Two hundred seventeen patients were included (108 patients IFX; 109 patients adalimumab). Mean TL in the IFX group was higher in the combination therapy group compared with the monotherapy group, 4.6 versus 7.5 µg/mL, P = 0.04. In the adalimumab group, the difference was not significant. In patients with IFX monotherapy, the incidence of antibody formation was higher compared with patients with combination therapy (29.8% versus 5.7%, P = 0.001).
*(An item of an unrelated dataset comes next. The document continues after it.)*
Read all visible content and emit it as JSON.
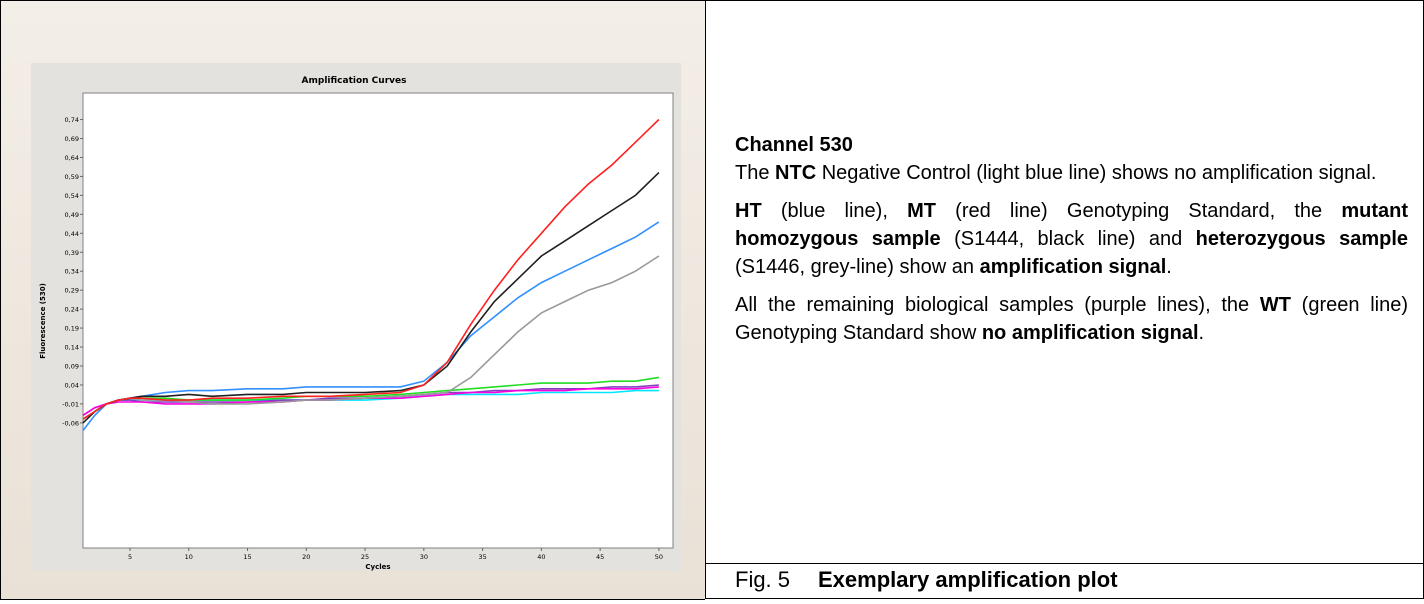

IFX patients with a suboptimal dose of IM had a higher TL compared with patients who had an optimal dose, P = 0.02. The incidence of antibody formation was lower in IFX patients who immediately started with IMs compared with patients who did not (33.3% versus 66.7%, P = 0.04).

CONCLUSIONS

The influence of combination therapy with IM on TL and antibodies to anti-tumor necrosis factor medication was significant for IFX-treated patients. Patients who started combination therapy immediately developed antibodies less often than patients who started later with concomitant medication.

摘要

背景

确定可降低炎症性肠病患者对抗肿瘤坏死因子药物免疫原性发生率的因素很重要。我们研究的目的是评估免疫调节剂(IMs)联合治疗对谷浓度(TLs)和抗药物抗体的影响。

方法

回顾性评估2011年和/或2012年在莱顿大学医学中心接受阿达木单抗或英夫利昔单抗(IFX)治疗的所有炎症性肠病患者(n = 352)的TL和抗体评估情况以及IM的使用情况。

结果

纳入217例患者(108例接受IFX治疗;109例接受阿达木单抗治疗)。联合治疗组IFX患者的平均TL高于单药治疗组,分别为4.6 μg/mL和7.5 μg/mL,P = 0.04。在阿达木单抗组,差异不显著。接受IFX单药治疗的患者抗体形成发生率高于联合治疗患者(29.8%对5.7%,P = 0.001)。IM剂量未达最佳的IFX患者的TL高于剂量最佳的患者,P = 0.02。与未立即开始使用IMs的IFX患者相比,立即开始使用IMs的患者抗体形成发生率更低(33.3%对66.7%,P = 0.04)。

结论

IM联合治疗对接受IFX治疗患者的TL和抗抗肿瘤坏死因子药物抗体有显著影响。立即开始联合治疗的患者产生抗体的频率低于较晚开始联合用药的患者。